PAGARALAMPOS.COM  – Kejaksaan Negeri Kota Pagar Alam berkolaborasi dengan Dinas Pendidikan dan Kebudayaan Kota Pagar Alam menggelar workshop Bimbingan Teknis (Bimtek) pencegahan dan penanganan perundungan (bullying), bagi pendidik jenjang Sekolah Menengah Pertama (SMP) tahun 2026.

Kegiatan yang berlangsung di Aula Gedung SD Negeri 74 Kota Pagar Alam ini juga bertepatan dengan peringatan Hari Kartini, dengan mengusung tema “Perempuan Berdaya dalam Kepemimpinan, Kesetaraan Akses dan Layanan Publik Inklusif.” Bimtek ini diikuti ratusan peserta yang terdiri dari para guru SMP di Kota Pagar Alam dengan penuh antusias.

Kepala Kejari Kota Pagar Alam, Dr Ira Febriana SH MSi, menyampaikan apresiasinya terhadap kolaborasi yang terjalin antara Kejari dan Disdikbud dalam mendukung peningkatan kualitas dunia pendidikan, khususnya dalam upaya pencegahan bullying di lingkungan Sekolah.

“Hari ini kita berbangga hati bisa hadir di acara ini untuk memperingati Hari Kartini bersama para guru dan pegawai perempuan di Kota Pagar Alam yang kita cintai.

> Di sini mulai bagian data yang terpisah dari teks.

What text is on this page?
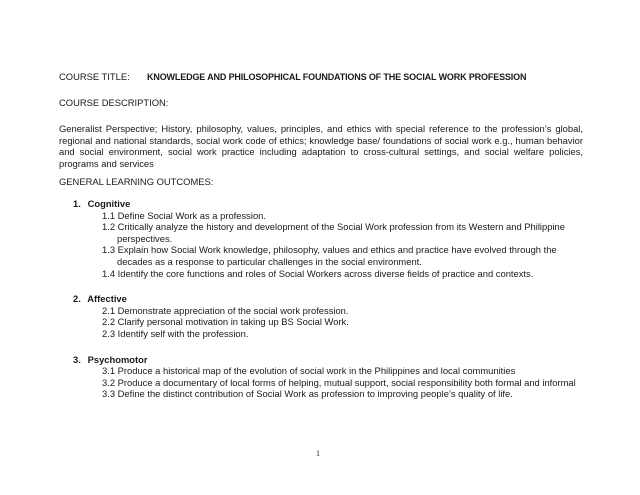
COURSE TITLE: KNOWLEDGE AND PHILOSOPHICAL FOUNDATIONS OF THE SOCIAL WORK PROFESSION
COURSE DESCRIPTION:
Generalist Perspective; History, philosophy, values, principles, and ethics with special reference to the profession’s global, regional and national standards, social work code of ethics; knowledge base/ foundations of social work e.g., human behavior and social environment, social work practice including adaptation to cross-cultural settings, and social welfare policies, programs and services
GENERAL LEARNING OUTCOMES:
1. Cognitive
1.1 Define Social Work as a profession.
1.2 Critically analyze the history and development of the Social Work profession from its Western and Philippine perspectives.
1.3 Explain how Social Work knowledge, philosophy, values and ethics and practice have evolved through the decades as a response to particular challenges in the social environment.
1.4 Identify the core functions and roles of Social Workers across diverse fields of practice and contexts.
2. Affective
2.1 Demonstrate appreciation of the social work profession.
2.2 Clarify personal motivation in taking up BS Social Work.
2.3 Identify self with the profession.
3. Psychomotor
3.1 Produce a historical map of the evolution of social work in the Philippines and local communities
3.2 Produce a documentary of local forms of helping, mutual support, social responsibility both formal and informal
3.3 Define the distinct contribution of Social Work as profession to improving people’s quality of life.
1
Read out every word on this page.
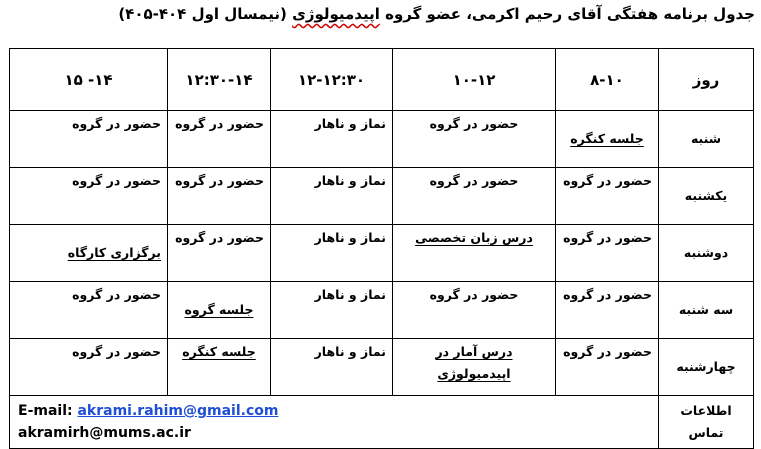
جدول برنامه هفتگی آقای رحیم اکرمی، عضو گروه اپیدمیولوژی (نیمسال اول ۴۰۴-۴۰۵)
روز	۸-۱۰	۱۰-۱۲	۱۲-۱۲:۳۰	۱۲:۳۰-۱۴	۱۴- ۱۵
شنبه	جلسه کنگره	حضور در گروه	نماز و ناهار	حضور در گروه	حضور در گروه
یکشنبه	حضور در گروه	حضور در گروه	نماز و ناهار	حضور در گروه	حضور در گروه
دوشنبه	حضور در گروه	درس زبان تخصصی	نماز و ناهار	حضور در گروه	برگزاری کارگاه
سه شنبه	حضور در گروه	حضور در گروه	نماز و ناهار	جلسه گروه	حضور در گروه
چهارشنبه	حضور در گروه	درس آمار در اپیدمیولوژی	نماز و ناهار	جلسه کنگره	حضور در گروه
اطلاعات تماس	E-mail: akrami.rahim@gmail.com
akramirh@mums.ac.ir				
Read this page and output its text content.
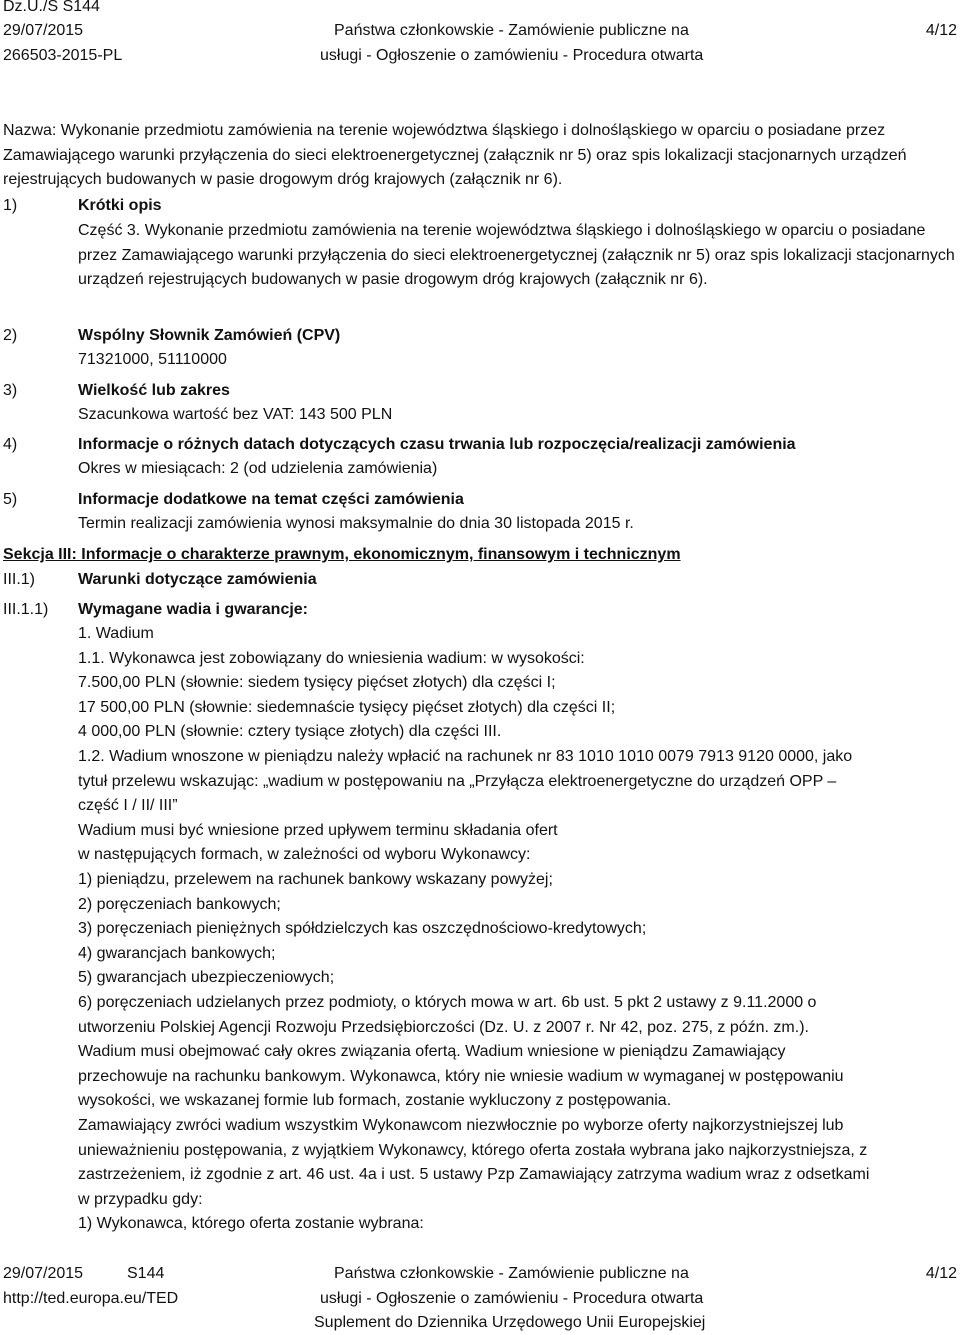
Dz.U./S S144
29/07/2015
266503-2015-PL
Państwa członkowskie - Zamówienie publiczne na
usługi - Ogłoszenie o zamówieniu - Procedura otwarta
4/12

Nazwa: Wykonanie przedmiotu zamówienia na terenie województwa śląskiego i dolnośląskiego w oparciu o posiadane przez Zamawiającego warunki przyłączenia do sieci elektroenergetycznej (załącznik nr 5) oraz spis lokalizacji stacjonarnych urządzeń rejestrujących budowanych w pasie drogowym dróg krajowych (załącznik nr 6).

1)	Krótki opis

Część 3. Wykonanie przedmiotu zamówienia na terenie województwa śląskiego i dolnośląskiego w oparciu o posiadane przez Zamawiającego warunki przyłączenia do sieci elektroenergetycznej (załącznik nr 5) oraz spis lokalizacji stacjonarnych urządzeń rejestrujących budowanych w pasie drogowym dróg krajowych (załącznik nr 6).

2)	Wspólny Słownik Zamówień (CPV)
71321000, 51110000
3)	Wielkość lub zakres
Szacunkowa wartość bez VAT: 143 500 PLN
4)	Informacje o różnych datach dotyczących czasu trwania lub rozpoczęcia/realizacji zamówienia
Okres w miesiącach: 2 (od udzielenia zamówienia)
5)	Informacje dodatkowe na temat części zamówienia
Termin realizacji zamówienia wynosi maksymalnie do dnia 30 listopada 2015 r.
Sekcja III: Informacje o charakterze prawnym, ekonomicznym, finansowym i technicznym
III.1)	Warunki dotyczące zamówienia
III.1.1) Wymagane wadia i gwarancje:
1. Wadium
1.1. Wykonawca jest zobowiązany do wniesienia wadium: w wysokości:
7.500,00 PLN (słownie: siedem tysięcy pięćset złotych) dla części I;
17 500,00 PLN (słownie: siedemnaście tysięcy pięćset złotych) dla części II;
4 000,00 PLN (słownie: cztery tysiące złotych) dla części III.
1.2. Wadium wnoszone w pieniądzu należy wpłacić na rachunek nr 83 1010 1010 0079 7913 9120 0000, jako
tytuł przelewu wskazując: „wadium w postępowaniu na „Przyłącza elektroenergetyczne do urządzeń OPP –
część I / II/ III”
Wadium musi być wniesione przed upływem terminu składania ofert
w następujących formach, w zależności od wyboru Wykonawcy:
1) pieniądzu, przelewem na rachunek bankowy wskazany powyżej;
2) poręczeniach bankowych;
3) poręczeniach pieniężnych spółdzielczych kas oszczędnościowo-kredytowych;
4) gwarancjach bankowych;
5) gwarancjach ubezpieczeniowych;
6) poręczeniach udzielanych przez podmioty, o których mowa w art. 6b ust. 5 pkt 2 ustawy z 9.11.2000 o
utworzeniu Polskiej Agencji Rozwoju Przedsiębiorczości (Dz. U. z 2007 r. Nr 42, poz. 275, z późn. zm.).
Wadium musi obejmować cały okres związania ofertą. Wadium wniesione w pieniądzu Zamawiający
przechowuje na rachunku bankowym. Wykonawca, który nie wniesie wadium w wymaganej w postępowaniu
wysokości, we wskazanej formie lub formach, zostanie wykluczony z postępowania.
Zamawiający zwróci wadium wszystkim Wykonawcom niezwłocznie po wyborze oferty najkorzystniejszej lub
unieważnieniu postępowania, z wyjątkiem Wykonawcy, którego oferta została wybrana jako najkorzystniejsza, z
zastrzeżeniem, iż zgodnie z art. 46 ust. 4a i ust. 5 ustawy Pzp Zamawiający zatrzyma wadium wraz z odsetkami
w przypadku gdy:
1) Wykonawca, którego oferta zostanie wybrana:
29/07/2015	S144
http://ted.europa.eu/TED
Państwa członkowskie - Zamówienie publiczne na
usługi - Ogłoszenie o zamówieniu - Procedura otwarta
Suplement do Dziennika Urzędowego Unii Europejskiej
4/12
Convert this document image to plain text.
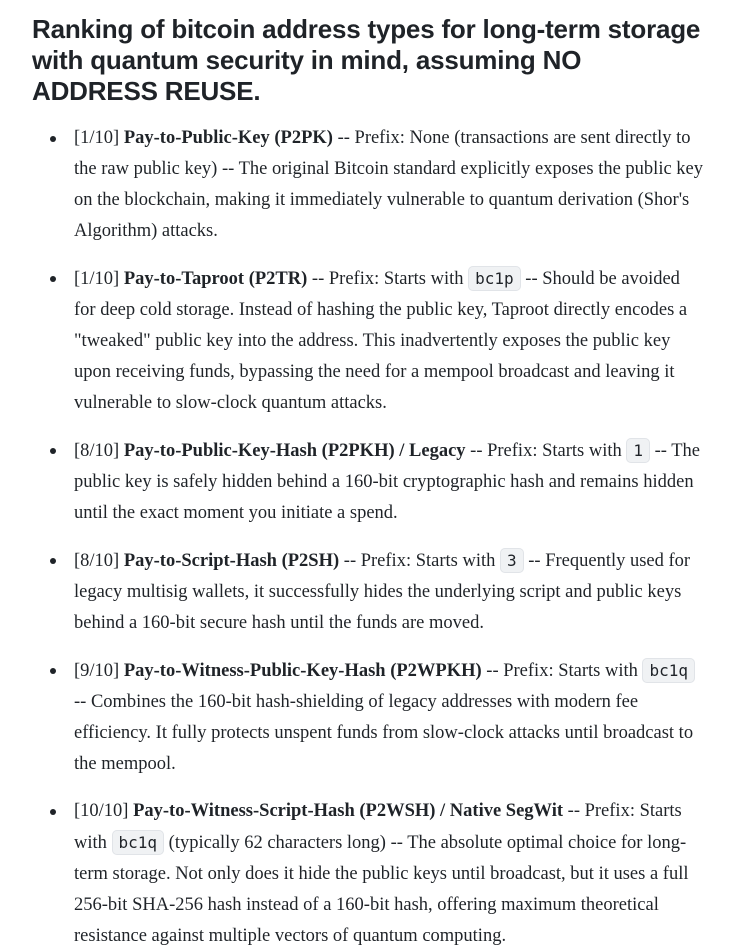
Ranking of bitcoin address types for long-term storage with quantum security in mind, assuming NO ADDRESS REUSE.
[1/10] Pay-to-Public-Key (P2PK) -- Prefix: None (transactions are sent directly to the raw public key) -- The original Bitcoin standard explicitly exposes the public key on the blockchain, making it immediately vulnerable to quantum derivation (Shor's Algorithm) attacks.
[1/10] Pay-to-Taproot (P2TR) -- Prefix: Starts with bc1p -- Should be avoided for deep cold storage. Instead of hashing the public key, Taproot directly encodes a "tweaked" public key into the address. This inadvertently exposes the public key upon receiving funds, bypassing the need for a mempool broadcast and leaving it vulnerable to slow-clock quantum attacks.
[8/10] Pay-to-Public-Key-Hash (P2PKH) / Legacy -- Prefix: Starts with 1 -- The public key is safely hidden behind a 160-bit cryptographic hash and remains hidden until the exact moment you initiate a spend.
[8/10] Pay-to-Script-Hash (P2SH) -- Prefix: Starts with 3 -- Frequently used for legacy multisig wallets, it successfully hides the underlying script and public keys behind a 160-bit secure hash until the funds are moved.
[9/10] Pay-to-Witness-Public-Key-Hash (P2WPKH) -- Prefix: Starts with bc1q -- Combines the 160-bit hash-shielding of legacy addresses with modern fee efficiency. It fully protects unspent funds from slow-clock attacks until broadcast to the mempool.
[10/10] Pay-to-Witness-Script-Hash (P2WSH) / Native SegWit -- Prefix: Starts with bc1q (typically 62 characters long) -- The absolute optimal choice for long-term storage. Not only does it hide the public keys until broadcast, but it uses a full 256-bit SHA-256 hash instead of a 160-bit hash, offering maximum theoretical resistance against multiple vectors of quantum computing.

Kami juga berpesan kepada Kartini-Kartini Pagar Alam agar tetap semangat menghadapi tantangan zaman, terlebih di tengah efisiensi anggaran. Dengan niat baik, insyaallah apa yang kita harapkan dapat tercapai,” ujarnya.

BACA JUGA:Peringatan Hari Kartini 2026, Pemprov Sumsel Soroti Rendahnya Partisipasi Kerja Perempuan

BACA JUGA:Mengulas Perjalanan Hidup Kartini, Pahlawan Nasional yang Mengangkat Derajat Kaum Perempua

Ia menambahkan, Kejari akan terus mendukung berbagai program Disdikbud Kota Pagar Alam, khususnya dalam hal pengembangan karir, peningkatan pengetahuan, serta perluasan wawasan tenaga pendidik, agar proses belajar mengajar di Kota Pagar Alam semakin berkualitas.

Sementara itu, Kepala Disdikbud Kota Pagar Alam, Novi Apriyadi SE MM, menegaskan pentingnya sinergi lintas sektor dalam mendukung dunia pendidikan, termasuk dengan pihak Kejaksaan dan kepolisian.

“Kami terus bersinergi dengan Kejari Kota Pagar Alam, terutama dalam hal pendampingan di dunia pendidikan. Selain itu, melalui program Jaksa Masuk Sekolah dan kerja sama dengan Polres Pagar Alam, kami ingin memastikan tidak ada jarak antara pendidik dengan aparat penegak hukum,” jelasnya.

Melalui kegiatan ini, diharapkan para tenaga pendidik dapat semakin memahami langkah-langkah pencegahan dan penanganan bullying di sekolah, sehingga tercipta lingkungan belajar yang aman, nyaman, dan inklusif bagi seluruh siswa di Kota Pagar Alam.